Have changed the number of classes to just 1 for person, label file is just person now. When I run the deepstream app it does not detect a single person unless I put pre-cluser-threshold<0.1 which gives mostly false positives.

Have I missed something? Does it matter that I am only using 1 class? Does the traning image need to be 960x544 and not 1920x1080?

Can you run tlt-infer against the test dataset firstly? To check its output folder.


  1. It is necessary to resize your images/labels to 960x544 offline. Or you can keep your images/labels, but need to set to 1920x1088 in the spec. The width and height should be multiple of 16.
  2. Need to change

num_layers: 18


num_layers: 34

Yeah the results of tlt-infer were very poor.

I will try keep labels and images and change spec to 1920x1088 in spec and layers to 34 and retrain and see.

If that doesnt work I will rezise to 960x544

So ran multiple tests of training using 1920x1088 and 960x544 changing layers to 34. Both had worse performance than the normal PeopleNet model even if using unpruned. Is there anything else I need to change in my train.txt to improve performance or is it a case of more data and a mix of data. Also is it recommended to use images with no people/labels to improve accuracy?

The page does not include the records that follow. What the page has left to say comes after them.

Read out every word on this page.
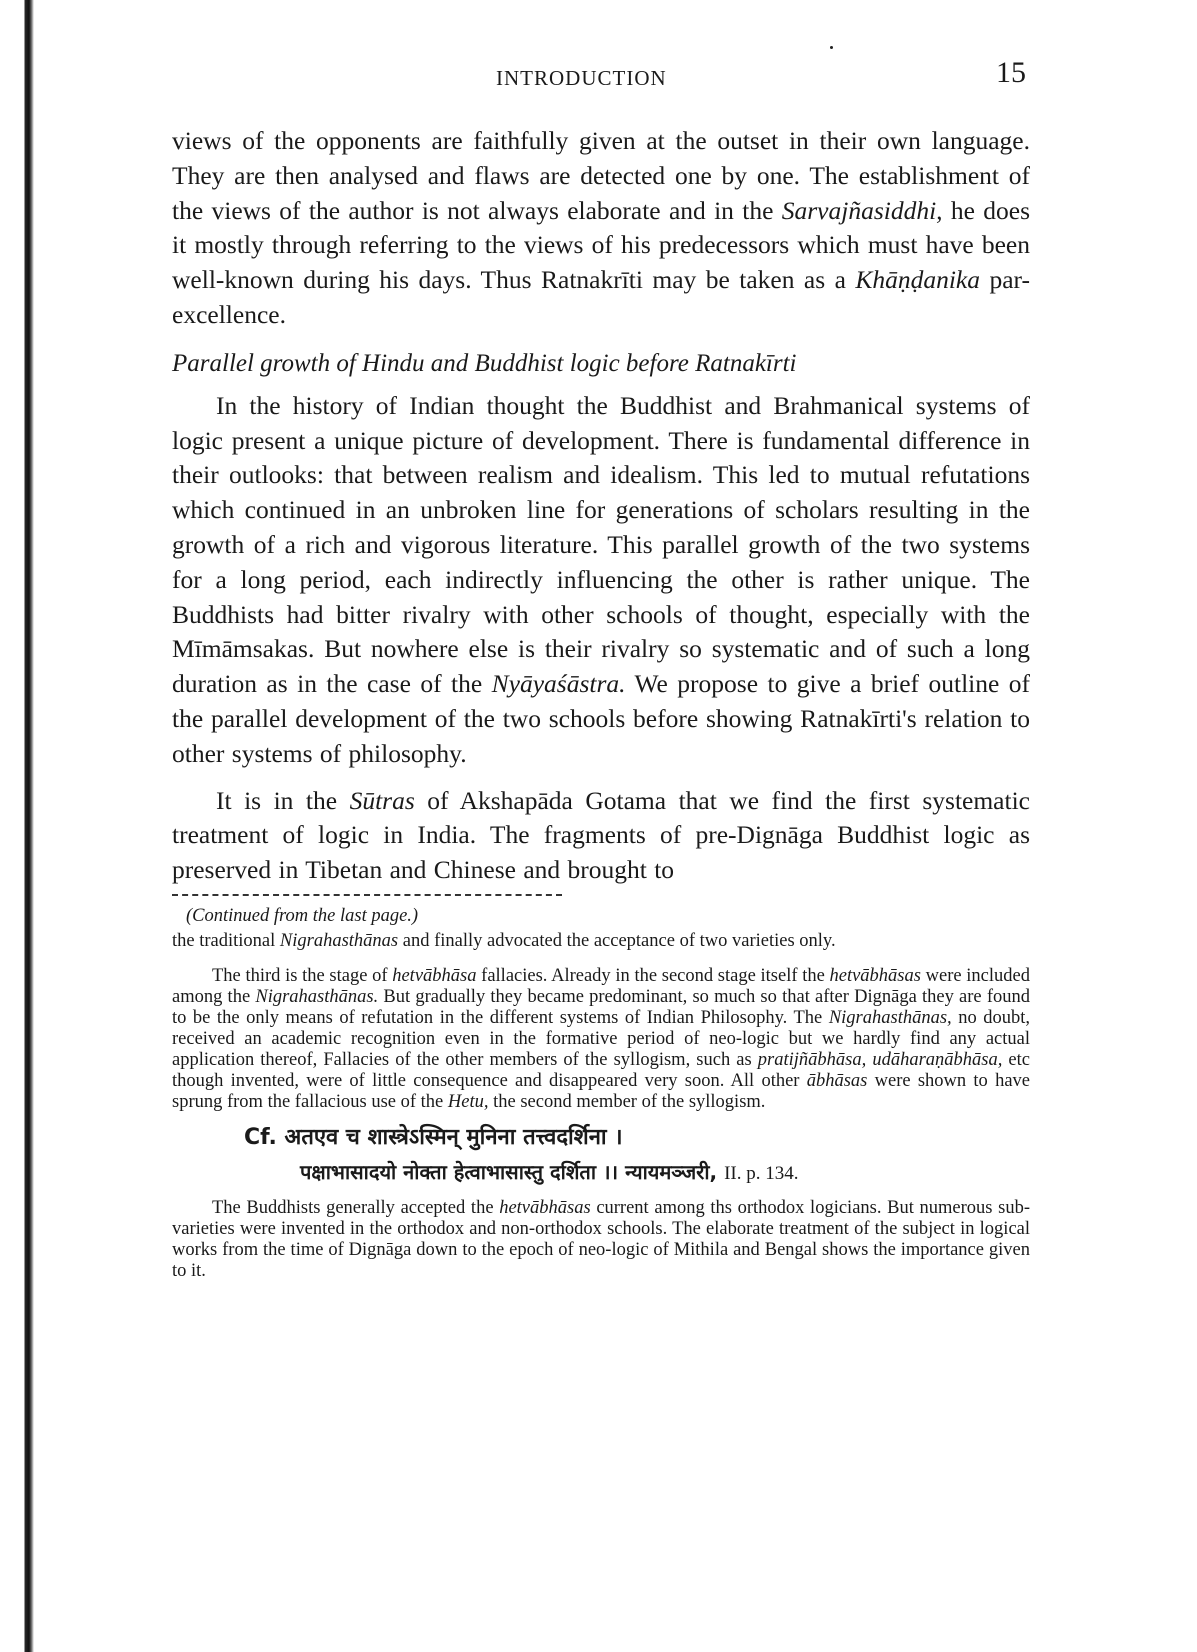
INTRODUCTION	15

views of the opponents are faithfully given at the outset in their own language. They are then analysed and flaws are detected one by one. The establishment of the views of the author is not always elaborate and in the Sarvajñasiddhi, he does it mostly through referring to the views of his predecessors which must have been well-known during his days. Thus Ratnakrīti may be taken as a Khāṇḍanika par-excellence.

Parallel growth of Hindu and Buddhist logic before Ratnakīrti

In the history of Indian thought the Buddhist and Brahmanical systems of logic present a unique picture of development. There is fundamental difference in their outlooks: that between realism and idealism. This led to mutual refutations which continued in an unbroken line for generations of scholars resulting in the growth of a rich and vigorous literature. This parallel growth of the two systems for a long period, each indirectly influencing the other is rather unique. The Buddhists had bitter rivalry with other schools of thought, especially with the Mīmāmsakas. But nowhere else is their rivalry so systematic and of such a long duration as in the case of the Nyāyaśāstra. We propose to give a brief outline of the parallel development of the two schools before showing Ratnakīrti's relation to other systems of philosophy.

It is in the Sūtras of Akshapāda Gotama that we find the first systematic treatment of logic in India. The fragments of pre-Dignāga Buddhist logic as preserved in Tibetan and Chinese and brought to

(Continued from the last page.)

the traditional Nigrahasthānas and finally advocated the acceptance of two varieties only.

The third is the stage of hetvābhāsa fallacies. Already in the second stage itself the hetvābhāsas were included among the Nigrahasthānas. But gradually they became predominant, so much so that after Dignāga they are found to be the only means of refutation in the different systems of Indian Philosophy. The Nigrahasthānas, no doubt, received an academic recognition even in the formative period of neo-logic but we hardly find any actual application thereof, Fallacies of the other members of the syllogism, such as pratijñābhāsa, udāharaṇābhāsa, etc though invented, were of little consequence and disappeared very soon. All other ābhāsas were shown to have sprung from the fallacious use of the Hetu, the second member of the syllogism.

Cf. अतएव च शास्त्रेऽस्मिन् मुनिना तत्त्वदर्शिना ।

पक्षाभासादयो नोक्ता हेत्वाभासास्तु दर्शिता ।। न्यायमञ्जरी, II. p. 134.

The Buddhists generally accepted the hetvābhāsas current among ths orthodox logicians. But numerous sub-varieties were invented in the orthodox and non-orthodox schools. The elaborate treatment of the subject in logical works from the time of Dignāga down to the epoch of neo-logic of Mithila and Bengal shows the importance given to it.
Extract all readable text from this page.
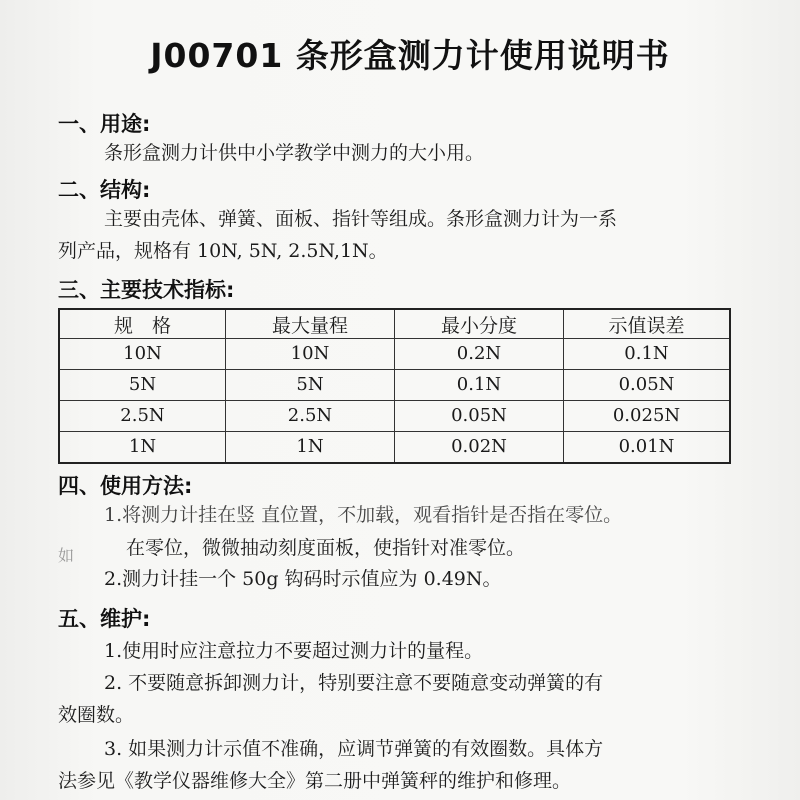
J00701 条形盒测力计使用说明书
一、用途:
条形盒测力计供中小学教学中测力的大小用。
二、结构:
主要由壳体、弹簧、面板、指针等组成。条形盒测力计为一系
列产品，规格有 10N, 5N, 2.5N,1N。
三、主要技术指标:
规　格	最大量程	最小分度	示值误差
10N	10N	0.2N	0.1N
5N	5N	0.1N	0.05N
2.5N	2.5N	0.05N	0.025N
1N	1N	0.02N	0.01N
四、使用方法:
1.将测力计挂在竖 直位置，不加载，观看指针是否指在零位。
如	在零位，微微抽动刻度面板，使指针对准零位。
2.测力计挂一个 50g 钩码时示值应为 0.49N。
五、维护:
1.使用时应注意拉力不要超过测力计的量程。
2. 不要随意拆卸测力计，特别要注意不要随意变动弹簧的有
效圈数。
3. 如果测力计示值不准确，应调节弹簧的有效圈数。具体方
法参见《教学仪器维修大全》第二册中弹簧秤的维护和修理。
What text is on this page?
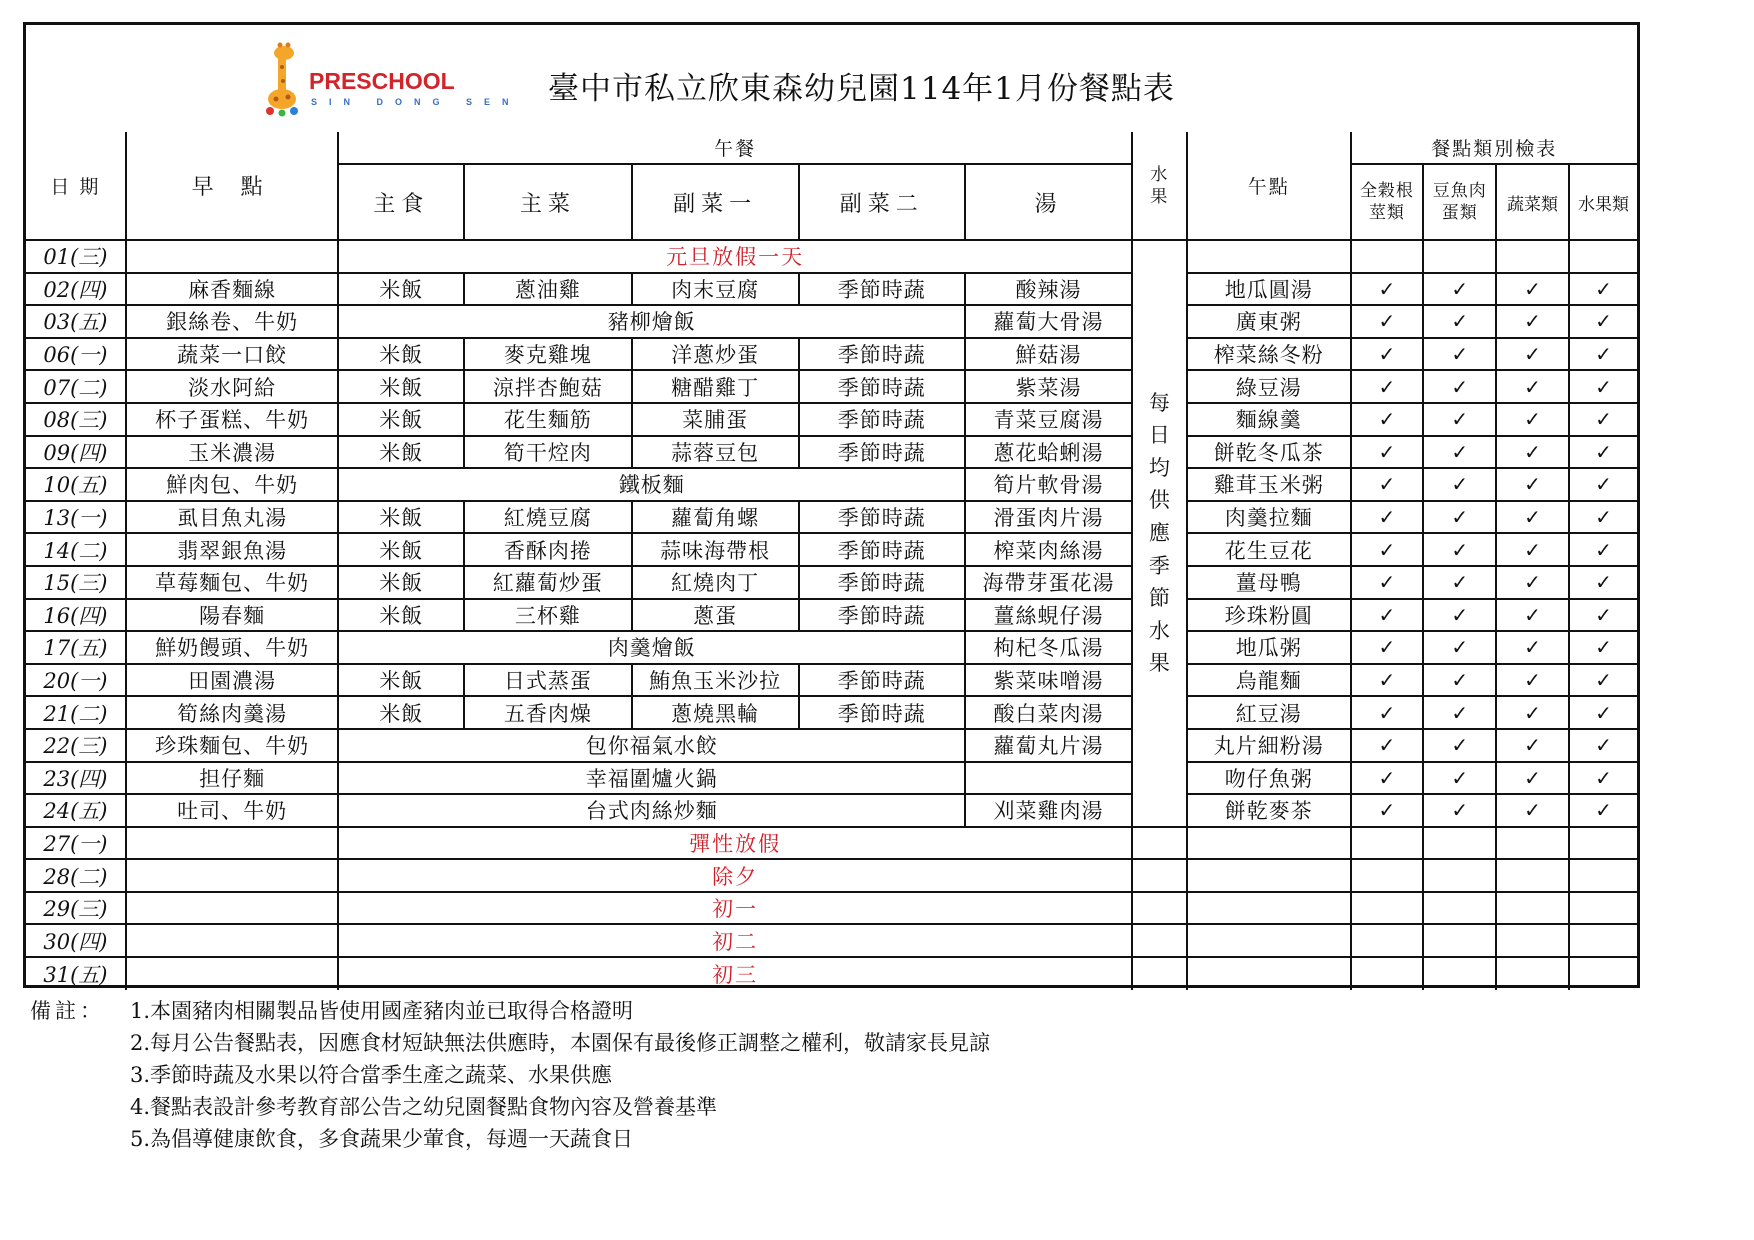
PRESCHOOL
SIN DONG SEN 臺中市私立欣東森幼兒園114年1月份餐點表
日 期	早 點	午餐					水果	午點	餐點類別檢表			
		主食	主菜	副菜一	副菜二	湯			全穀根莖類	豆魚肉蛋類	蔬菜類	水果類
01(三)		元旦放假一天					每日均供應季節水果					
02(四)	麻香麵線	米飯	蔥油雞	肉末豆腐	季節時蔬	酸辣湯		地瓜圓湯	✓	✓	✓	✓
03(五)	銀絲卷、牛奶	豬柳燴飯				蘿蔔大骨湯		廣東粥	✓	✓	✓	✓
06(一)	蔬菜一口餃	米飯	麥克雞塊	洋蔥炒蛋	季節時蔬	鮮菇湯		榨菜絲冬粉	✓	✓	✓	✓
07(二)	淡水阿給	米飯	涼拌杏鮑菇	糖醋雞丁	季節時蔬	紫菜湯		綠豆湯	✓	✓	✓	✓
08(三)	杯子蛋糕、牛奶	米飯	花生麵筋	菜脯蛋	季節時蔬	青菜豆腐湯		麵線羹	✓	✓	✓	✓
09(四)	玉米濃湯	米飯	筍干焢肉	蒜蓉豆包	季節時蔬	蔥花蛤蜊湯		餅乾冬瓜茶	✓	✓	✓	✓
10(五)	鮮肉包、牛奶	鐵板麵				筍片軟骨湯		雞茸玉米粥	✓	✓	✓	✓
13(一)	虱目魚丸湯	米飯	紅燒豆腐	蘿蔔角螺	季節時蔬	滑蛋肉片湯		肉羹拉麵	✓	✓	✓	✓
14(二)	翡翠銀魚湯	米飯	香酥肉捲	蒜味海帶根	季節時蔬	榨菜肉絲湯		花生豆花	✓	✓	✓	✓
15(三)	草莓麵包、牛奶	米飯	紅蘿蔔炒蛋	紅燒肉丁	季節時蔬	海帶芽蛋花湯		薑母鴨	✓	✓	✓	✓
16(四)	陽春麵	米飯	三杯雞	蔥蛋	季節時蔬	薑絲蜆仔湯		珍珠粉圓	✓	✓	✓	✓
17(五)	鮮奶饅頭、牛奶	肉羹燴飯				枸杞冬瓜湯		地瓜粥	✓	✓	✓	✓
20(一)	田園濃湯	米飯	日式蒸蛋	鮪魚玉米沙拉	季節時蔬	紫菜味噌湯		烏龍麵	✓	✓	✓	✓
21(二)	筍絲肉羹湯	米飯	五香肉燥	蔥燒黑輪	季節時蔬	酸白菜肉湯		紅豆湯	✓	✓	✓	✓
22(三)	珍珠麵包、牛奶	包你福氣水餃				蘿蔔丸片湯		丸片細粉湯	✓	✓	✓	✓
23(四)	担仔麵	幸福圍爐火鍋						吻仔魚粥	✓	✓	✓	✓
24(五)	吐司、牛奶	台式肉絲炒麵				刈菜雞肉湯		餅乾麥茶	✓	✓	✓	✓
27(一)		彈性放假										
28(二)		除夕										
29(三)		初一										
30(四)		初二										
31(五)		初三										
備註：	1.本園豬肉相關製品皆使用國產豬肉並已取得合格證明
2.每月公告餐點表，因應食材短缺無法供應時，本園保有最後修正調整之權利，敬請家長見諒
3.季節時蔬及水果以符合當季生產之蔬菜、水果供應
4.餐點表設計參考教育部公告之幼兒園餐點食物內容及營養基準
5.為倡導健康飲食，多食蔬果少葷食，每週一天蔬食日
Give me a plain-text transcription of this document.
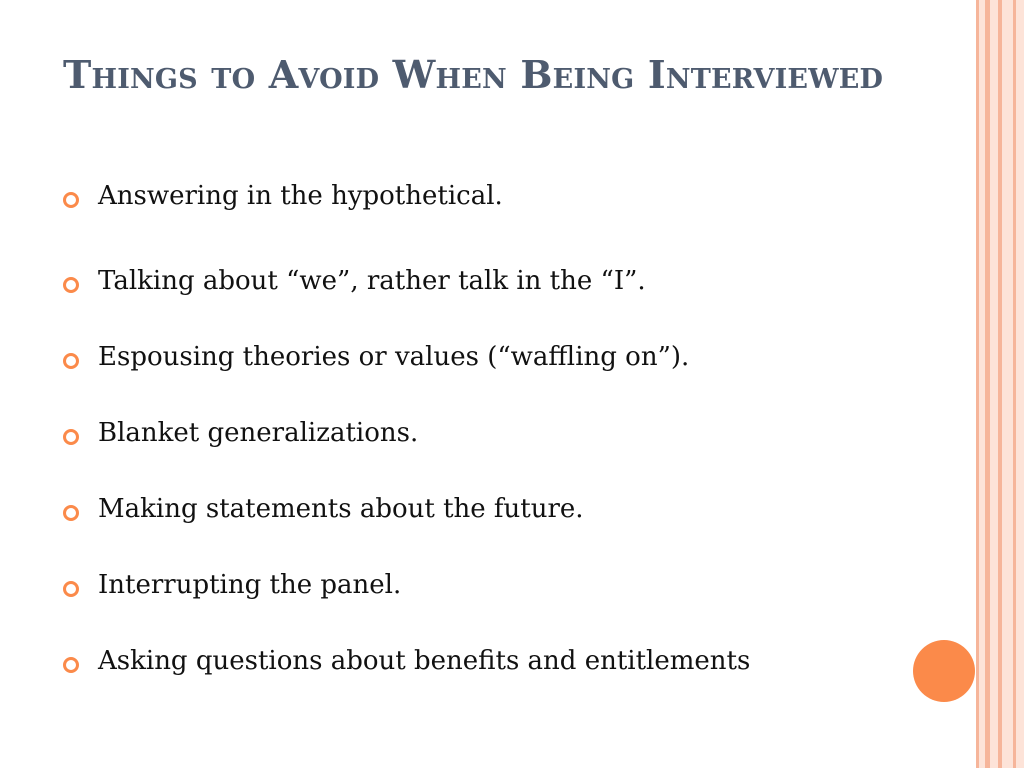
Things to Avoid When Being Interviewed
Answering in the hypothetical.
Talking about “we”, rather talk in the “I”.
Espousing theories or values (“waffling on”).
Blanket generalizations.
Making statements about the future.
Interrupting the panel.
Asking questions about benefits and entitlements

I observe that during your training, it can get a high mAP result(98.6850). This result is generated by tlt-evaluate.
So, please run a quick test. Use tlt-infer to run inference against the same val dataset(it should be part 0 of your /workspace/tlt-experiments/tf_records/* because you set validation_fold: 0 in the spec ). To see if tlt-infer can get the same mAP result as tlt-evaluate.